Простое начало. Как четыре закона физики формируют живой мир - Партасарати Рагувир - Страница 60

Пока что мы изображали систему CRISPR/Cas9 исключительно деструктивной, расщепляющей ДНК в нужном месте. Благодаря этому ее свойству мы можем инактивировать ген. Клетки обладают механизмами выявления и починки повреждений ДНК. Такие системы репарации необходимы прежде всего для устранения дефектов, рутинно возникающих в ходе репликации ДНК, а также под действием побочных продуктов обмена веществ или физических факторов вроде ультрафиолета. Восстановлением ДНК занимаются белки, сшивающие друг с другом концы рассеченных цепей. Но при этом нередко возникают ошибки: нуклеотиды на стыке могут замениться, добавиться или выпасть. Такие ошибки часто приводят к синтезу нефункционального белка.

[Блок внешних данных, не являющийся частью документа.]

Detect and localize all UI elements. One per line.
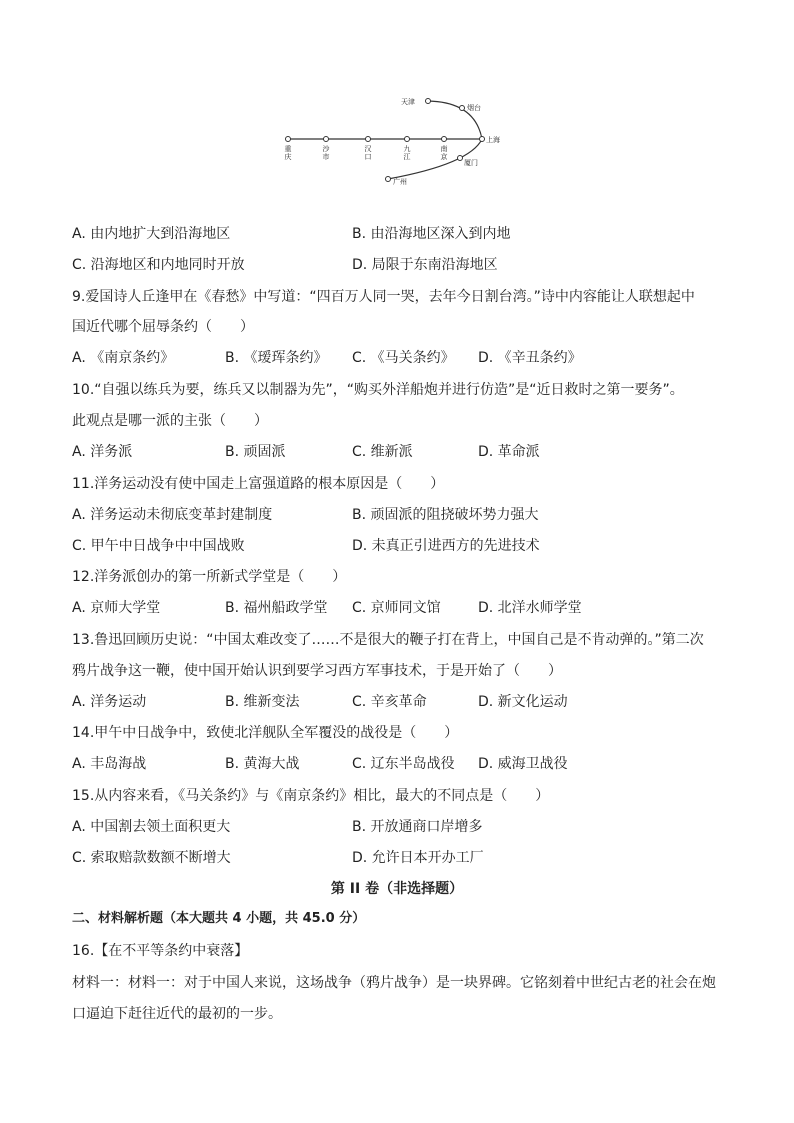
city-label-nanjing: 南京 (440, 145, 448, 161)
q15-option-b: B. 开放通商口岸增多 (352, 819, 483, 835)
q8-option-a: A. 由内地扩大到沿海地区 (72, 226, 231, 242)
city-label-jiujiang: 九江 (403, 145, 411, 161)
q11-option-c: C. 甲午中日战争中中国战败 (72, 538, 245, 554)
q16-material-line1: 材料一：材料一：对于中国人来说，这场战争（鸦片战争）是一块界碑。它铭刻着中世纪古老的社会在炮 (72, 975, 716, 991)
q14-option-b: B. 黄海大战 (225, 756, 300, 772)
q16-material-line2: 口逼迫下赶往近代的最初的一步。 (72, 1006, 282, 1022)
q9-option-a: A. 《南京条约》 (72, 350, 175, 366)
q10-option-c: C. 维新派 (352, 444, 413, 460)
q11-option-d: D. 未真正引进西方的先进技术 (352, 538, 540, 554)
q12-option-c: C. 京师同文馆 (352, 600, 441, 616)
q13-stem-line1: 13.鲁迅回顾历史说：“中国太难改变了……不是很大的鞭子打在背上，中国自己是不肯动弹的。”第二次 (72, 632, 704, 648)
q14-option-c: C. 辽东半岛战役 (352, 756, 455, 772)
treaty-ports-map (270, 92, 510, 192)
q14-option-a: A. 丰岛海战 (72, 756, 147, 772)
q14-option-d: D. 威海卫战役 (478, 756, 568, 772)
q9-option-c: C. 《马关条约》 (352, 350, 455, 366)
q13-option-d: D. 新文化运动 (478, 694, 568, 710)
city-label-shashi: 沙市 (322, 145, 330, 161)
q15-stem: 15.从内容来看，《马关条约》与《南京条约》相比，最大的不同点是（ ） (72, 788, 550, 804)
q15-option-a: A. 中国割去领土面积更大 (72, 819, 231, 835)
q8-option-c: C. 沿海地区和内地同时开放 (72, 257, 245, 273)
q10-stem-line1: 10.“自强以练兵为要，练兵又以制器为先”，“购买外洋船炮并进行仿造”是“近日救时之第一要务”。 (72, 382, 684, 398)
q16-title: 16.【在不平等条约中衰落】 (72, 943, 249, 959)
q15-option-d: D. 允许日本开办工厂 (352, 850, 484, 866)
q8-option-b: B. 由沿海地区深入到内地 (352, 226, 511, 242)
q10-stem-line2: 此观点是哪一派的主张（ ） (72, 413, 268, 429)
q13-stem-line2: 鸦片战争这一鞭，使中国开始认识到要学习西方军事技术，于是开始了（ ） (72, 663, 562, 679)
q12-option-b: B. 福州船政学堂 (225, 600, 328, 616)
q10-option-a: A. 洋务派 (72, 444, 133, 460)
q13-option-a: A. 洋务运动 (72, 694, 147, 710)
q9-option-d: D. 《辛丑条约》 (478, 350, 582, 366)
q8-option-d: D. 局限于东南沿海地区 (352, 257, 498, 273)
q12-option-d: D. 北洋水师学堂 (478, 600, 582, 616)
q11-option-b: B. 顽固派的阻挠破坏势力强大 (352, 507, 539, 523)
part2-title: 第 II 卷（非选择题） (330, 881, 464, 897)
q11-option-a: A. 洋务运动未彻底变革封建制度 (72, 507, 273, 523)
q13-option-b: B. 维新变法 (225, 694, 300, 710)
section-heading: 二、材料解析题（本大题共 4 小题，共 45.0 分） (72, 911, 366, 926)
city-label-guangzhou: 广州 (393, 178, 407, 186)
q9-option-b: B. 《瑷珲条约》 (225, 350, 328, 366)
city-label-tianjin: 天津 (401, 98, 415, 106)
city-label-chongqing: 重庆 (284, 145, 292, 161)
city-label-yantai: 烟台 (467, 104, 481, 112)
q12-option-a: A. 京师大学堂 (72, 600, 161, 616)
q10-option-b: B. 顽固派 (225, 444, 286, 460)
q14-stem: 14.甲午中日战争中，致使北洋舰队全军覆没的战役是（ ） (72, 725, 459, 741)
q10-option-d: D. 革命派 (478, 444, 540, 460)
q13-option-c: C. 辛亥革命 (352, 694, 427, 710)
q15-option-c: C. 索取赔款数额不断增大 (72, 850, 231, 866)
q11-stem: 11.洋务运动没有使中国走上富强道路的根本原因是（ ） (72, 476, 445, 492)
city-label-shanghai: 上海 (486, 136, 500, 144)
city-label-xiamen: 厦门 (464, 159, 478, 167)
q9-stem-line1: 9.爱国诗人丘逢甲在《春愁》中写道：“四百万人同一哭，去年今日割台湾。”诗中内容能让人联想起中 (72, 289, 695, 305)
q9-stem-line2: 国近代哪个屈辱条约（ ） (72, 319, 254, 335)
q12-stem: 12.洋务派创办的第一所新式学堂是（ ） (72, 569, 347, 585)
city-label-hankou: 汉口 (364, 145, 372, 161)
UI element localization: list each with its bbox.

Природный инструментарий починки ДНК можно использовать и более конструктивно – например, для внедрения в геном новых последовательностей. Мы можем ввести в клетку фрагменты ДНК с любым желательным для нас геном. Ремонтные белки непривередливы: они сшивают любые концы ДНК, которые находят, – и с их помощью один из наших фрагментов может попасть в разрыв цепей и с обеих сторон соединиться с геномом. Возможно, вы уловите в выражении «может попасть» немало неопределенности, и будете правы: вероятностная природа микроскопического мира здесь проявляется сполна. Расщепленные Cas9 свободные концы ДНК перемещаются по законам броуновского движения. Белки, которые выявляют и чинят поврежденную ДНК, тоже блуждают. Какую пару они найдут раньше – свободный конец геномной ДНК и конец введенного в клетку фрагмента либо два свободных конца генома, – зависит от траектории их случайных перемещений, хотя мы и можем влиять на результат введением в клетку множества копий нужного гена, и тогда белок с большей вероятностью наткнется именно на него. Cas9 между тем останется в клетке – он может опять найти свою ДНК-мишень, расщепить ее и повторять процесс снова и снова. У нас есть шанс получить желаемый результат, но нет в этом уверенности. Как и в случае старых методов, нам придется совершить много ошибок, прежде чем мы добьемся успеха. Тем не менее, если все выходит как задумано, этот метод позволяет поместить наш ген ровно в то место генома, где мы хотим его видеть.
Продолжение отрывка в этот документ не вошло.